What data do you give away while browsing?

Data Science   |   
Published October 29, 2020   |   

There is no such thing as complete secrecy in Web browsing. The question is how much information you reveal. Often it’s a lot more than you intended to. Your ISP or the owners of the sites you visit may be able to tell who you are, where you are, and what information you’re sending and receiving.
Giving away so much information can be unpleasant or even dangerous. Phishers collect browsing information to personalize their deceptive messages and make them more plausible. Government agencies look for suspicious browsing patterns that they think need investigation. Even effects as minor as skewed search results can be annoying.
You make it harder for strangers to collect information on you when you protect yourself online with a VPN. Your ISP and Wi-Fi hotspots can’t view your data, and websites don’t know your location.

HTTP and HTTPS

You already know that HTTPS browsing uses secure protocols that keep anyone from reading your information while conveying it. You may not know that this protection has limits.
HTTPS, using the TLS or SSL protocols, encrypts your browsing from end to end. Outside of unusual cases like stolen certificates, it’s effectively impossible for anyone else to decrypt your incoming and outgoing data. However, the domains or IP addresses you access are visible all along the way. Your ISP, Wi-Fi hotspot, and anyone tapping into your data stream can tell what sites you visit, when, and roughly how much data you use.
When a site uses unencrypted HTTP, the situation is worse. Everything that goes back and forth is readable by anyone who handles your communication. If you use public Wi-Fi, this could include a stranger sitting ten feet away with a snooping device.
Secure HTTPS pages often include images, ads, and other content that isn’t secure. It provides clues about what you’re reading and doing.

What the website knows

When you visit a website, it could know more about you than you realize. Tracking cookies let it share information with other sites and retain data on your previous visits. Your IP address reveals your approximate physical location, and it’s a way to track you from one session to the next.
Other tricks can narrow in on you further. There are ways of drawing images and reading them back, which are a little different depending on your computer, graphic chip, and browser.
Some sites use JavaScript to track every move you make. One service boasts that sites using it can “watch individual visitors use your site as if you’re looking over their shoulders.”
A virtual private network can’t protect you against all of these techniques, but it’s an important part of your privacy protection strategy. Using one to access a website hides your personal IP address and physical location. You can even appear to be browsing from another country.

Does incognito mode help?

Major browsers offer a “private” or “incognito” mode, which limits the visibility of your browsing. It’s useful, but you have to understand what it doesn’t do. It keeps other users of your computer from seeing your history and hitching a ride on your logins. When you close a private window, the browser forgets all your activity in it, including any cookies.
However, it doesn’t hide anything from whoever handles your data on the Internet. Using an incognito window on public Wi-Fi doesn’t help against the serious security problems that any public hotspot has. Using it to protect your privacy is good, but it’s just part of the solution.
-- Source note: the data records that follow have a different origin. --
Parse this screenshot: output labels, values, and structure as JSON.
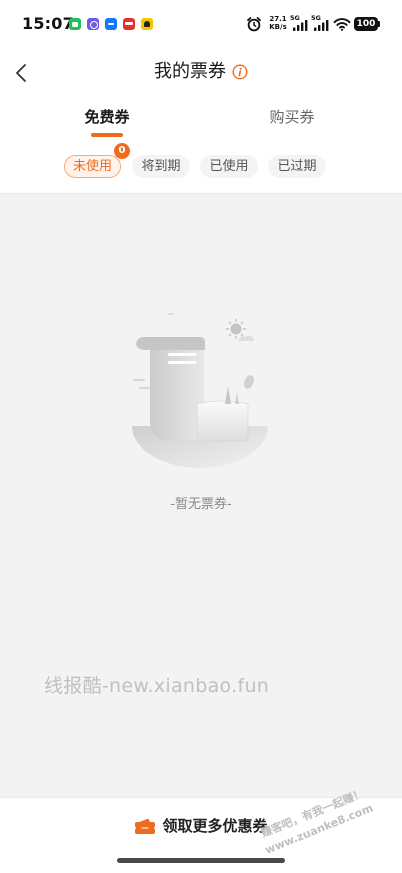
{
  "status_bar": {
    "time": "15:07",
    "notification_icons": [
      "green-message-icon",
      "purple-app-icon",
      "blue-pay-icon",
      "red-app-icon",
      "yellow-app-icon"
    ],
    "alarm_icon": "alarm-clock-icon",
    "net_speed_value": "27.1",
    "net_speed_unit": "KB/s",
    "sim1_type": "5G",
    "sim2_type": "5G",
    "wifi_icon": "wifi-icon",
    "battery_level": "100"
  },
  "header": {
    "back_icon": "back-arrow-icon",
    "title": "我的票券",
    "info_icon": "info-icon"
  },
  "tabs": [
    {
      "label": "免费券",
      "active": true
    },
    {
      "label": "购买券",
      "active": false
    }
  ],
  "filters": [
    {
      "label": "未使用",
      "active": true,
      "badge": "0"
    },
    {
      "label": "将到期",
      "active": false
    },
    {
      "label": "已使用",
      "active": false
    },
    {
      "label": "已过期",
      "active": false
    }
  ],
  "empty_state": {
    "illustration": "empty-ticket-scroll-illustration",
    "message": "-暂无票券-"
  },
  "watermarks": {
    "center_text": "线报酷-new.xianbao.fun",
    "corner_line1": "赚客吧，有我一起赚！",
    "corner_line2": "www.zuanke8.com"
  },
  "bottom_action": {
    "icon": "ticket-icon",
    "label": "领取更多优惠券"
  },
  "colors": {
    "accent": "#ef6b1e",
    "page_bg": "#f3f3f3",
    "text_primary": "#1c1c1c",
    "text_secondary": "#666666"
  }
}
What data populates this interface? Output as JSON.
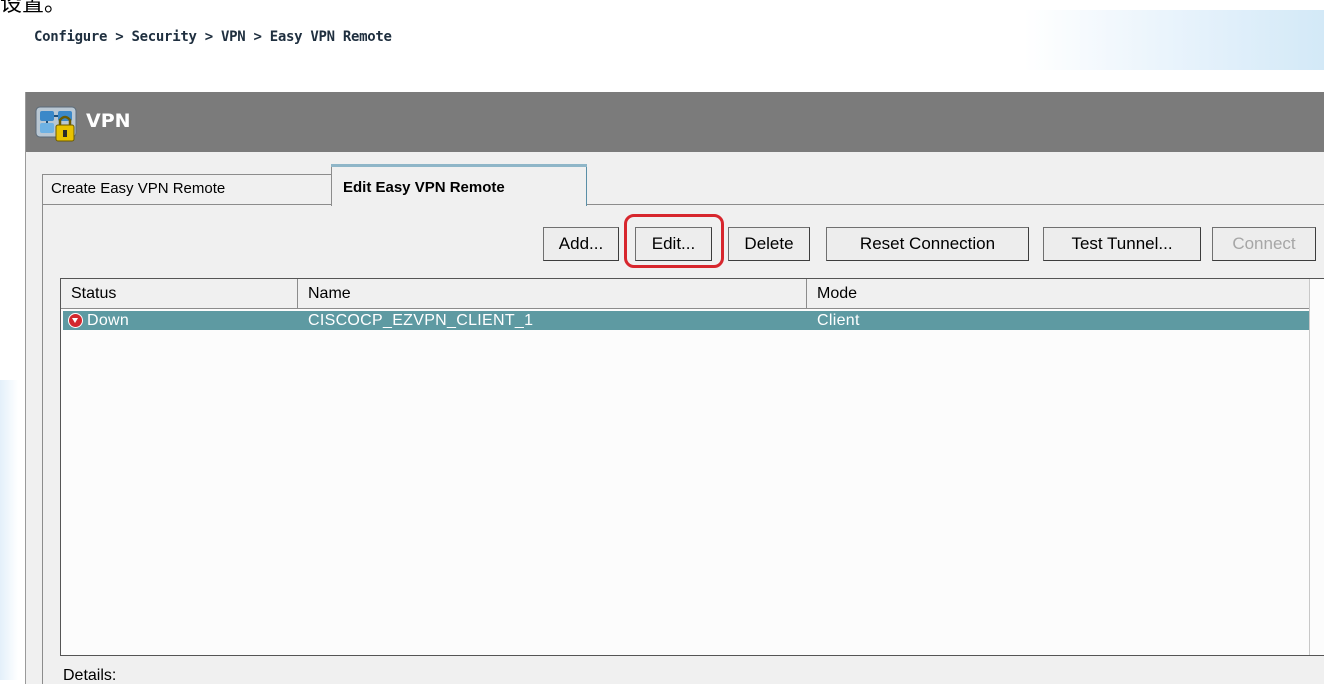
{
  "breadcrumb": "Configure > Security > VPN > Easy VPN Remote",
  "top_clip_text": "设置。",
  "header": {
    "title": "VPN",
    "icon": "vpn-network-lock-icon"
  },
  "tabs": [
    {
      "label": "Create Easy VPN Remote",
      "active": false
    },
    {
      "label": "Edit Easy VPN Remote",
      "active": true
    }
  ],
  "toolbar": {
    "add": "Add...",
    "edit": "Edit...",
    "delete": "Delete",
    "reset": "Reset Connection",
    "test": "Test Tunnel...",
    "connect": "Connect"
  },
  "table": {
    "columns": [
      "Status",
      "Name",
      "Mode"
    ],
    "rows": [
      {
        "status": "Down",
        "name": "CISCOCP_EZVPN_CLIENT_1",
        "mode": "Client"
      }
    ]
  },
  "details_label": "Details:",
  "colors": {
    "header_bg": "#7b7b7b",
    "selected_row": "#5e9aa2",
    "highlight": "#d7262d",
    "status_down": "#d3282e"
  }
}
The components of a privacy protection strategy

Maintaining your privacy while browsing the Internet requires a multilevel strategy. If you follow all these practices, it will be hard for anyone to track your Web habits.

  • Be careful what you reveal. Little things that you say about yourself can add up to a detailed picture.
  • Limit how your browser uses cookies. It has options on which ones you accept and how long it retains them. Add-ons will give you additional control over them.
  • Avoid insecure HTTP sites. If you use one, remember that everything you do on it is easily visible.
  • Use a virtual private network to encrypt data and conceal your activity from your ISP and Wi-Fi access points. Be sure the VPN you use is one you can trust.

These practices will keep your browsing information out of the hands of people who shouldn’t have it. You will be safer from annoyances, fraud, and unjustified suspicion.